To Reach Businesswomen, Meet Them at Work, in Their Social Moments
BEEP, BEEP, BEEP, BEEP, BEEP ... One eye opens and the massive red numbers stare back at her, reading 6 a.m. A hand reaches out from underneath the warm covers to hit the big snooze button on the top of the alarm clock for the first of a series (less for some, more for others) of blind button slapping. Flipping the covers back, swinging her legs out into the cold(er) air, she turns the lights on and shuffles to the shower. And so starts her morning ... and her brand interactions.
Meet Tina, one of 72 million business women who start their morning in this same way five of seven days a week. Tina has two fraternal twins. She's 42 years old. She's been working as an accounting manager at the same company for the last five years, and she interacts with brands every day of her life. Every year she and other working women like her spend $2.55 trillion on consumer products.
From the moment Tina steps into the shower, staring at those shampoo, conditioner and bath gel bottles on the shelf, she is confronted with brands. Some she's loyal to and some she has yet to discover. She hops out of the shower, gets her kids ready and makes sure they get off to school, then heads to work. The whole time, the TV is in the background—both in the bedroom and kitchen—with associated commercials.
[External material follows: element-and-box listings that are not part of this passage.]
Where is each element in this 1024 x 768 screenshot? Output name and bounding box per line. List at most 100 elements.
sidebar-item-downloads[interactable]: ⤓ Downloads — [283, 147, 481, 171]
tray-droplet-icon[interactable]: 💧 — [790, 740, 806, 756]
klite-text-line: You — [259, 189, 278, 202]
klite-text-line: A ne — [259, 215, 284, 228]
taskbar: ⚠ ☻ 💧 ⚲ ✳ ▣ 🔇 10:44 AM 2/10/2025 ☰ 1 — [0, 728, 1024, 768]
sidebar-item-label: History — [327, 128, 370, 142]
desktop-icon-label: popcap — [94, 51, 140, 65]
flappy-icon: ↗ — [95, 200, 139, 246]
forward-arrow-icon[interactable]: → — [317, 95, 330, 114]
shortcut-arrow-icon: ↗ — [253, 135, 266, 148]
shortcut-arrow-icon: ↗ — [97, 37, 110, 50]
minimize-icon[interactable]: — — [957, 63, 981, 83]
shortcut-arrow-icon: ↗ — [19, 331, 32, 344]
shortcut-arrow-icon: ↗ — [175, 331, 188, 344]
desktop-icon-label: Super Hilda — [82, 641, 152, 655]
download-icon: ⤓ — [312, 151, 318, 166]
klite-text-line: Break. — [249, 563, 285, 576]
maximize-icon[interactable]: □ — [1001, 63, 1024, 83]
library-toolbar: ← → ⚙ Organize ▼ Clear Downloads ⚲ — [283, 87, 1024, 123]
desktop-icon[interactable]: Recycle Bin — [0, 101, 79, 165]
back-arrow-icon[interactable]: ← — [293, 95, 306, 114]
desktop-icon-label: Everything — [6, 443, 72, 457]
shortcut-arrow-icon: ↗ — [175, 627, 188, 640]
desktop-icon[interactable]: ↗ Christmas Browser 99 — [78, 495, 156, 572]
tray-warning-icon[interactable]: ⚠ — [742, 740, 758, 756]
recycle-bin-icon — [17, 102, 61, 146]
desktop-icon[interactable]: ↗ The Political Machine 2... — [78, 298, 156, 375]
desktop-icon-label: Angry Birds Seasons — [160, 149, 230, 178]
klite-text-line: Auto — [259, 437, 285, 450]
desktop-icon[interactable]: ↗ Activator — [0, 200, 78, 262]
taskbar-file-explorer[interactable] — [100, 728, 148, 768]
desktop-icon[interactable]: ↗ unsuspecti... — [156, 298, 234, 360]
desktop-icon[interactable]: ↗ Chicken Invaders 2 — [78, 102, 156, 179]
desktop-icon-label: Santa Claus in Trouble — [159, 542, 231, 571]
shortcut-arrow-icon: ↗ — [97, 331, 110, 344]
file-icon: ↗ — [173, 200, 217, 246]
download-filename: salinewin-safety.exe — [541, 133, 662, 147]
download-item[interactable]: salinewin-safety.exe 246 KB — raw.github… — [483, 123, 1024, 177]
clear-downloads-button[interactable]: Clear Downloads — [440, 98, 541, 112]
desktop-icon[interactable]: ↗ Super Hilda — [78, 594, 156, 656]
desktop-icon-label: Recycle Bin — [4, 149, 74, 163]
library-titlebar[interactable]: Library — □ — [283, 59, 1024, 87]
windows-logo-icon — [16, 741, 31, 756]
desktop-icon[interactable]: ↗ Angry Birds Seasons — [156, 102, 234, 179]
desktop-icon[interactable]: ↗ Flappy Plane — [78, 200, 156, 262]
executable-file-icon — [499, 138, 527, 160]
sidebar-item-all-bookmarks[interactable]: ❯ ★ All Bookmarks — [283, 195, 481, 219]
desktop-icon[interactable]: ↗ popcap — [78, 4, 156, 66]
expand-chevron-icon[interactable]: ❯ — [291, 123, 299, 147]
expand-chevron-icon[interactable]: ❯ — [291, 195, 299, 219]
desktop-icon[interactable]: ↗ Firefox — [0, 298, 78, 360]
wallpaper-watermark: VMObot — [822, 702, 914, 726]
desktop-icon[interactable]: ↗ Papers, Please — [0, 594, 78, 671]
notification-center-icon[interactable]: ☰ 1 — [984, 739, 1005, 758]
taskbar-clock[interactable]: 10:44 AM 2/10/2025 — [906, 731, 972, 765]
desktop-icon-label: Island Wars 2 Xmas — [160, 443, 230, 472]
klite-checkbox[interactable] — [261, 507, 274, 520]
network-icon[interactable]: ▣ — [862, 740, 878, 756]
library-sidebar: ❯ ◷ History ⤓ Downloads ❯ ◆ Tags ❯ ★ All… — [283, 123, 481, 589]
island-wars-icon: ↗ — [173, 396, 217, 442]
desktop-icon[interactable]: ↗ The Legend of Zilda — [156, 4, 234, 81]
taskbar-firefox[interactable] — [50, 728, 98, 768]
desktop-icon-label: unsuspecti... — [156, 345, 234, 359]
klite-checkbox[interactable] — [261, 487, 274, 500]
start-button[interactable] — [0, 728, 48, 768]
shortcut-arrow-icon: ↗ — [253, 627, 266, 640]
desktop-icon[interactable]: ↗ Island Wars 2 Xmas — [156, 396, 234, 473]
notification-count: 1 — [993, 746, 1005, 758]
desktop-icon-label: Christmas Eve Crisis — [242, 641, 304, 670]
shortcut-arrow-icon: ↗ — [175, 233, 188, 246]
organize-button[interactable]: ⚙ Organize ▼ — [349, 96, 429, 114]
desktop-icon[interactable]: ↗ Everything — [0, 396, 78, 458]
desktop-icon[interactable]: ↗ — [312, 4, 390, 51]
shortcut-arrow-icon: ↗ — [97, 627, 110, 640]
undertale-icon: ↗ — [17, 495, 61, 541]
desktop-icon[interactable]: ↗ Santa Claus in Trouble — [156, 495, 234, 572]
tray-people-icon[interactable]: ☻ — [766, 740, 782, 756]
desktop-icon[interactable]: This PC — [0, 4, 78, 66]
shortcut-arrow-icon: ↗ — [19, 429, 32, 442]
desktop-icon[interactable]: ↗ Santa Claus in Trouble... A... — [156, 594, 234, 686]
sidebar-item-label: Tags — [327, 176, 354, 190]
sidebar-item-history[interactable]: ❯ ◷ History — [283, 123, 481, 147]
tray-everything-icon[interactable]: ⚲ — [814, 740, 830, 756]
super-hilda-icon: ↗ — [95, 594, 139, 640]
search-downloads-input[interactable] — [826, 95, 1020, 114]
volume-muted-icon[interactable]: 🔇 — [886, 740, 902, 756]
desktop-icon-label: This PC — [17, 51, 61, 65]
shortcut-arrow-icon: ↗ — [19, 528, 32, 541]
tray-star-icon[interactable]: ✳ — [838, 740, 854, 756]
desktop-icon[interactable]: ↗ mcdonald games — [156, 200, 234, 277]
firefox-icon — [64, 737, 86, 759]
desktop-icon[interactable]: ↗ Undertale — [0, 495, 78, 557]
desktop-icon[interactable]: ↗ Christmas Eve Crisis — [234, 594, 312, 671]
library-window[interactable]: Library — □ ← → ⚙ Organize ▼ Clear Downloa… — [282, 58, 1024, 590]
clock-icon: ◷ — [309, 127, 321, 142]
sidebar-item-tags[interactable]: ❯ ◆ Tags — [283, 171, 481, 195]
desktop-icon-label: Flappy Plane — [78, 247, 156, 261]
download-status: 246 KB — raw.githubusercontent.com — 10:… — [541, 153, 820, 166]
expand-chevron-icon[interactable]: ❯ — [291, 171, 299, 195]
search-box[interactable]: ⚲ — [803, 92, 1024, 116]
For the 45 minutes she's in the car, she's pelted with brands trying to get her attention on the radio and billboards. When she gets to work, from the moment she turns on her computer to get some emails done, she is bombarded by banner ads.
During any of these advertising-heavy moments, she is focused on other things. She is trying to get her kids ready for school, make breakfast, get somewhere, think about her day, try to impress her boss, get a project done, or get something accomplished from her to-do list.